Le popolazioni biologiche, se lasciate a se stesse, riempiono qualsiasi ambiente e, questo, stimola la competizione tra individui della stessa specie o di specie diversa: “la natura può essere paragonata a una superficie sulla quale sono disposti diecimila affilatissimi cunei ammassati l’uno vicino all'altro e conficcati dentro a forza. C’è una forza che cerca di formare vuoti spingendo fuori le strutture più deboli”. Quindi ogni individuo lotta per l’esistenza, una lotta “in senso lato e metaforico” dice Darwin: “si può affermare che in tempo di carestia due appartenenti alla famiglia dei canidi lottano tra loro per decidere chi prenderà il cibo e vivrà. Ma anche di una pianta ai margini del deserto si dice che lotta per la vita contro la siccità oppure di una pianta che produce annualmente un migliaio di semi, uno solo dei quali in media, giunge a maturazione, possiamo più giustamente dire che lotta con le piante della stessa specie o di altre specie che già rivestono il suolo.”

Selezione naturale

In virtù di questa lotta per la vita, le variazioni, per lievi che siano e da qualsiasi causa provengano, purché siano utili in qualche modo agli individui di una specie nei loro rapporti infinitamente complessi con gli altri organismi e con le condizioni fisiche della vita, contribuiranno alla sopravvivenza di quegli individui e saranno ereditate dai loro discendenti. Quindi l’evoluzione non è il risultato di un rapporto diretto con tra l’organismo e il suo ambiente, come in Lamarck. Il clima rigido non fortifica direttamente i sopravvissuti ma fa si che sopravvivano gli individui portatori di caratteristiche che li rendono più resistenti.

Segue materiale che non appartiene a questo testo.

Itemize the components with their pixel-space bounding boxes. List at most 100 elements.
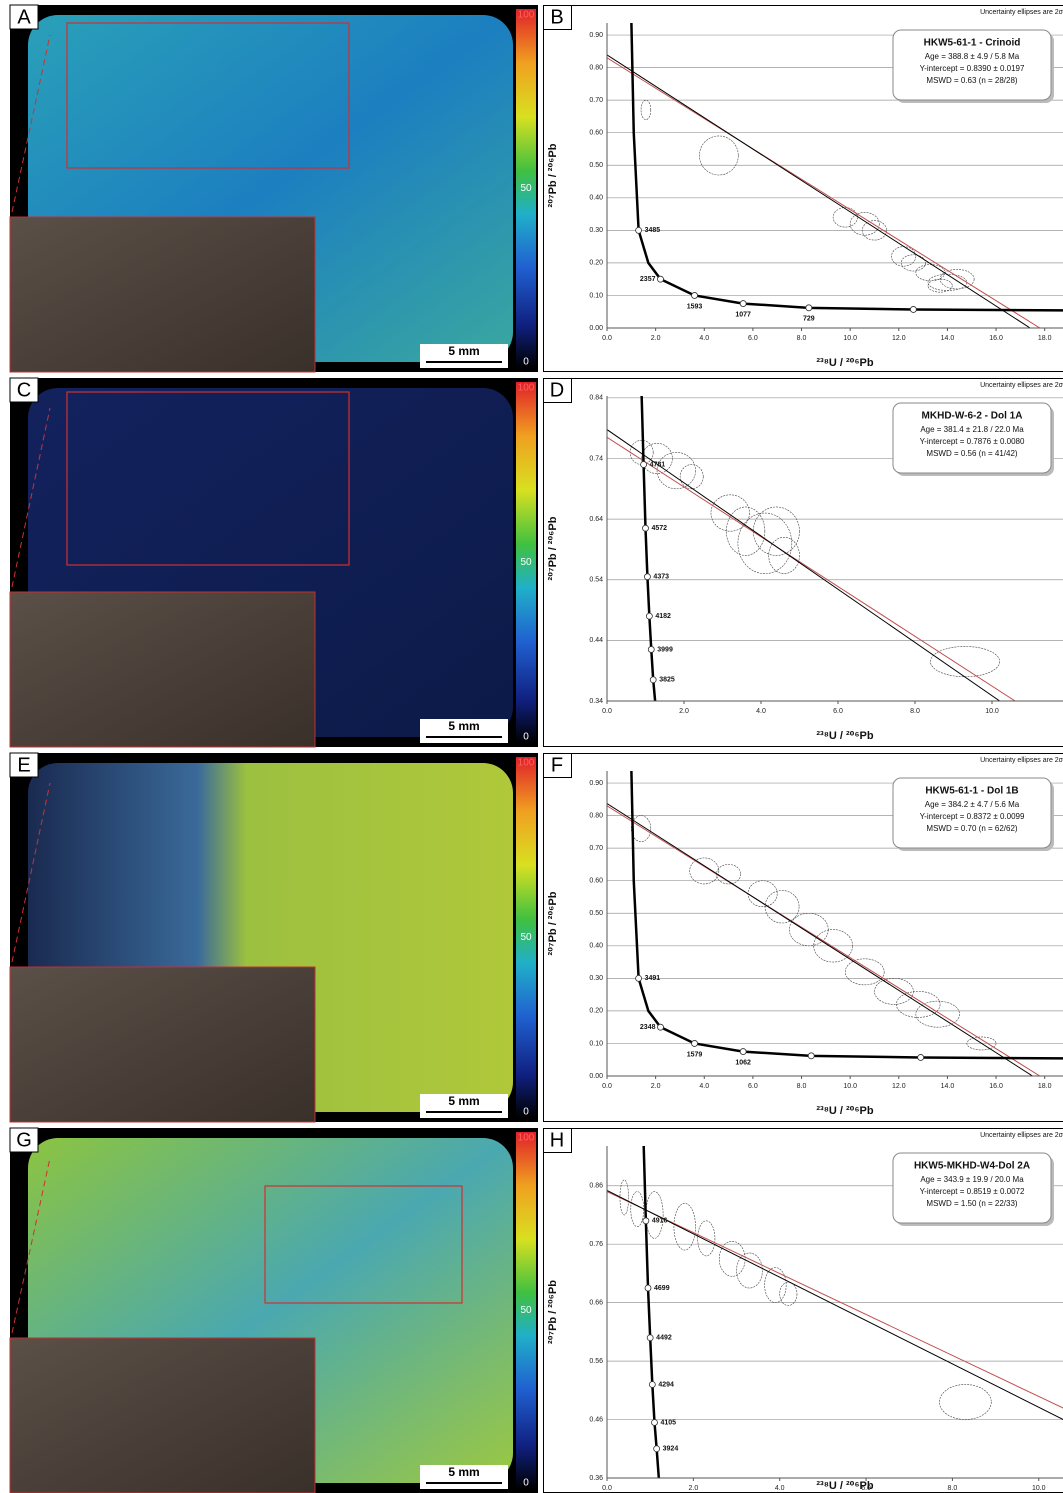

Per analogia con la selezione operata dall'uomo, Darwin chiama selezione naturale (che poi diventerà su suggerimento di Spencer “sopravvivenza del più adatto” nella quinta edizione del suo libro del 1869) il principio grazie al quale ogni più piccola variazione, se utile, si conserva.

Divergenza dei caratteri

Gli ambienti naturali tendono ad essere il più densamente abitati possibile (entro i limiti dati dalle risorse possibili) da popolazioni in continua crescita. La somma delle piccole differenze esistenti tra le specie tende ad aumentare fino a dare origine alle grandi differenze che si riscontrano tra le specie. Dice Darwin:"Non vedo limite alla quantità di cambiamenti, alla bellezza e alla complessità degli adattamenti che possono essere effettuati nel lungo corso del tempo attraverso il potere di selezione della natura, cioè per mezzo della sopravvivenza del più adatto".